= Gerhardt Zimmermann =

American conductor and educator (1947–2023)

Gerhardt Zimmermann (June 22, 1945 – June 10, 2023) was an American conductor and educator.

== Education ==
Gerhardt Zimmermann was born in Van Wert, Ohio, in 1945. He pursued his early music education at Bowling Green State University in Ohio, where he studied both conducting and composition, earning a Bachelor of Music degree. He furthered his studies with a Master of Music in Conducting from the University of Iowa.

== Career ==
Zimmermann's professional career began in the 1970s when he was appointed music director of the Canton Symphony Orchestra in Canton, Ohio, a position he held for several decades until his death in 2023, and where the orchestra's concert hall was named in his honor. He had planned to retire from the Canton Symphony in 2026. Under his leadership, the orchestra developed into one of the region's most respected orchestras, expanding its repertoire and outreach programs.

In addition to his work with the Canton Symphony, Zimmermann served as music director of the North Carolina Symphony from 1982 to 2003. During his tenure there, he oversaw a significant expansion of the orchestra's performance schedule and repertoire. He also served as assistant conductor of the St. Louis Symphony under Leonard Slatkin.

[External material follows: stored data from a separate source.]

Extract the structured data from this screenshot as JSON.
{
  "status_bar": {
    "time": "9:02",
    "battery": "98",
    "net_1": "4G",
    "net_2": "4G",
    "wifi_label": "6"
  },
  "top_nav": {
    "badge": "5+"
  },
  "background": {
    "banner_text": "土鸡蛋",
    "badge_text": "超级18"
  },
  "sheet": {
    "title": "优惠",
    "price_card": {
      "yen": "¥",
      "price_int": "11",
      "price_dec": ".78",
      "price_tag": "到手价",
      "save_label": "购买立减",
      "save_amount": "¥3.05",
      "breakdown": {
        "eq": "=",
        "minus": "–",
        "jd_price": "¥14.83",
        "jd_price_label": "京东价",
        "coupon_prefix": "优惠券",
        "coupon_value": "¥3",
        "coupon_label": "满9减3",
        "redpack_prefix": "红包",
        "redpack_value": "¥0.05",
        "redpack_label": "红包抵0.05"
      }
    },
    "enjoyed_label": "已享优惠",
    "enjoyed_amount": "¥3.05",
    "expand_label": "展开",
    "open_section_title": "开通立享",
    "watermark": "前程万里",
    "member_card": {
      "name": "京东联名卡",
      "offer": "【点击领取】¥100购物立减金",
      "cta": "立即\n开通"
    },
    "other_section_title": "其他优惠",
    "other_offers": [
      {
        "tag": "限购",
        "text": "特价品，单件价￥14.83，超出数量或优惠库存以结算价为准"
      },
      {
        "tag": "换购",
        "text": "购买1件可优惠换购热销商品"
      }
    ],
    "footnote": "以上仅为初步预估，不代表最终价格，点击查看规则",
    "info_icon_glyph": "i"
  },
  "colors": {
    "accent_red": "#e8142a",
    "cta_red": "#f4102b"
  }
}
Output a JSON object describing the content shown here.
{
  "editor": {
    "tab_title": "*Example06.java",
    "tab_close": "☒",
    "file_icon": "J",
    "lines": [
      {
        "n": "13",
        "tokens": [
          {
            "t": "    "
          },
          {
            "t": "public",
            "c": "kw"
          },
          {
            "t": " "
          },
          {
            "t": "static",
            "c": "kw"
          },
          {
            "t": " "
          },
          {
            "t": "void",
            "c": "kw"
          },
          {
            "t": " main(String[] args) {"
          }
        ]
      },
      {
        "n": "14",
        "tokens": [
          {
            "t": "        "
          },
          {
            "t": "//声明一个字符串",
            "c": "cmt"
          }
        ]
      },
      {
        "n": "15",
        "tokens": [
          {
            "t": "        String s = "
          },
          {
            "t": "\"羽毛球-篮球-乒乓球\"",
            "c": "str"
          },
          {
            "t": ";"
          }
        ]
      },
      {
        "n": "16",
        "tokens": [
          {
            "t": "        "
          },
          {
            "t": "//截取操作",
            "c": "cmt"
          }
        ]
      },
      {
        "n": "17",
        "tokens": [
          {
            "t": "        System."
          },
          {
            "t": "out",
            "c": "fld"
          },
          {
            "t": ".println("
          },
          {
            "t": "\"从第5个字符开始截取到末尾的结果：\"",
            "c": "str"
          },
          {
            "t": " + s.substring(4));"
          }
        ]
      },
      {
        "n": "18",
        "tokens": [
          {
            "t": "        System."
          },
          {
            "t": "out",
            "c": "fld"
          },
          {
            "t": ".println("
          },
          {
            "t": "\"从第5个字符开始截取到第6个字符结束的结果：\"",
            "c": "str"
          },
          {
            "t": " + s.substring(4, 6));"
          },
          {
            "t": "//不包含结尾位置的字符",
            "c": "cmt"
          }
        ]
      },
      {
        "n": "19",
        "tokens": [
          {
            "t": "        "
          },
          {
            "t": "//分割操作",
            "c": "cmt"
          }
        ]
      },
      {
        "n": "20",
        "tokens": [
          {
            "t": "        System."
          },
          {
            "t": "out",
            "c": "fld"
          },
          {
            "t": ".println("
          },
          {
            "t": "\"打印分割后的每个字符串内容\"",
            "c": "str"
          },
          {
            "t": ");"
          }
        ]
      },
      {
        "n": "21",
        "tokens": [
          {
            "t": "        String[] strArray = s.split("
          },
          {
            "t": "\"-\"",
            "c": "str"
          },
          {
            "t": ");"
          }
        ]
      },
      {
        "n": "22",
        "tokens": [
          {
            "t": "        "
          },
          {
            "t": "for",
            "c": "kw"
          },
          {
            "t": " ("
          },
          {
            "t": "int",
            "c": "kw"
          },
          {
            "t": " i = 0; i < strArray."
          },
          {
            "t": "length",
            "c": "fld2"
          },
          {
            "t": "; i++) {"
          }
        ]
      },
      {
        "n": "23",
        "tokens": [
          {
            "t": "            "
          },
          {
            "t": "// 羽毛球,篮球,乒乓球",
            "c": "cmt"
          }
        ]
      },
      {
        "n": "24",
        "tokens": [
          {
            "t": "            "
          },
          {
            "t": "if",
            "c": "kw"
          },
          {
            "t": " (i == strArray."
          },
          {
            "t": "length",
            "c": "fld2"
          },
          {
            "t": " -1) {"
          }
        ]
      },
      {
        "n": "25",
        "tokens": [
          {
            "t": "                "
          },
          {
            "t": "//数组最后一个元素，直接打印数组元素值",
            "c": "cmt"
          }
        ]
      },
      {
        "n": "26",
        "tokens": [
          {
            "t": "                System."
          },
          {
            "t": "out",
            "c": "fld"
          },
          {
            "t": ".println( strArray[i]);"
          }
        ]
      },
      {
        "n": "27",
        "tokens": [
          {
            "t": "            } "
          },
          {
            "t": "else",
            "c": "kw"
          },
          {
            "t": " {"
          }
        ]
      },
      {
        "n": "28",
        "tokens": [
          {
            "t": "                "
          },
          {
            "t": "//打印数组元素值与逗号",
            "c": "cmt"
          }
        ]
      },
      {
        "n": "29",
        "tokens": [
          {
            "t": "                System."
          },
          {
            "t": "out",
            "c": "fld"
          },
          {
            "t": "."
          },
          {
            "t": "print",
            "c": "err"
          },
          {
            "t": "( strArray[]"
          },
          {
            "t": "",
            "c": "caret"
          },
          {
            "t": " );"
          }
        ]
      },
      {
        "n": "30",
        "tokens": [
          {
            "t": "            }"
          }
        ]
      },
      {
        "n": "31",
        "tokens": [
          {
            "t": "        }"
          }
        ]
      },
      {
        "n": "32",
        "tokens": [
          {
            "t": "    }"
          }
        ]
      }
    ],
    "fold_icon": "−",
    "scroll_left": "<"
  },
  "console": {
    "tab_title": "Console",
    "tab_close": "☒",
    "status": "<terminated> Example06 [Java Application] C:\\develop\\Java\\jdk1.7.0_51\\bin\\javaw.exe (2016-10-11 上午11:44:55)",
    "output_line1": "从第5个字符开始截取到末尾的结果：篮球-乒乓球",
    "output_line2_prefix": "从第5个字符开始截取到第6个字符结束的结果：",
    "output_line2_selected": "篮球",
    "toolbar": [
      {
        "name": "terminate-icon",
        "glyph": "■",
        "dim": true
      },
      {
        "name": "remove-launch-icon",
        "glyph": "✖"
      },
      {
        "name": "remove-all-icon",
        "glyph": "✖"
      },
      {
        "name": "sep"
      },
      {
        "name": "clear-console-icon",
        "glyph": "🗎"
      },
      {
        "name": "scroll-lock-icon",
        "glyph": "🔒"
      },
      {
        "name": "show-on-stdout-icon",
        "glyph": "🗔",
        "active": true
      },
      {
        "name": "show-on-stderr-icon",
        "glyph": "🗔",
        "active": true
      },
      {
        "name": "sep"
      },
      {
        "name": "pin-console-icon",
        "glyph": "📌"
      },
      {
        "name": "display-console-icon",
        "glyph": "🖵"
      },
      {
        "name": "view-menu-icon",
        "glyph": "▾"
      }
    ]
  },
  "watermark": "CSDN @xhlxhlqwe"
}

Zimmermann was also a regular guest conductor for many prominent American orchestras, including the Chicago Symphony Orchestra, the Cleveland Orchestra, and the Philadelphia Orchestra. His work as an educator has been equally notable, serving as the director of orchestral studies at the University of Texas at Austin for several years, where he mentored a new generation of conductors.

== Recordings ==

- Celebration: Gerhardt Zimmermann and the North Carolina Symphony Orchestra, Tchaikovsky/Strauss, 2003.
- Orchestral Music of Robert Ward, North Carolina Symphony, Albany Records, 2008.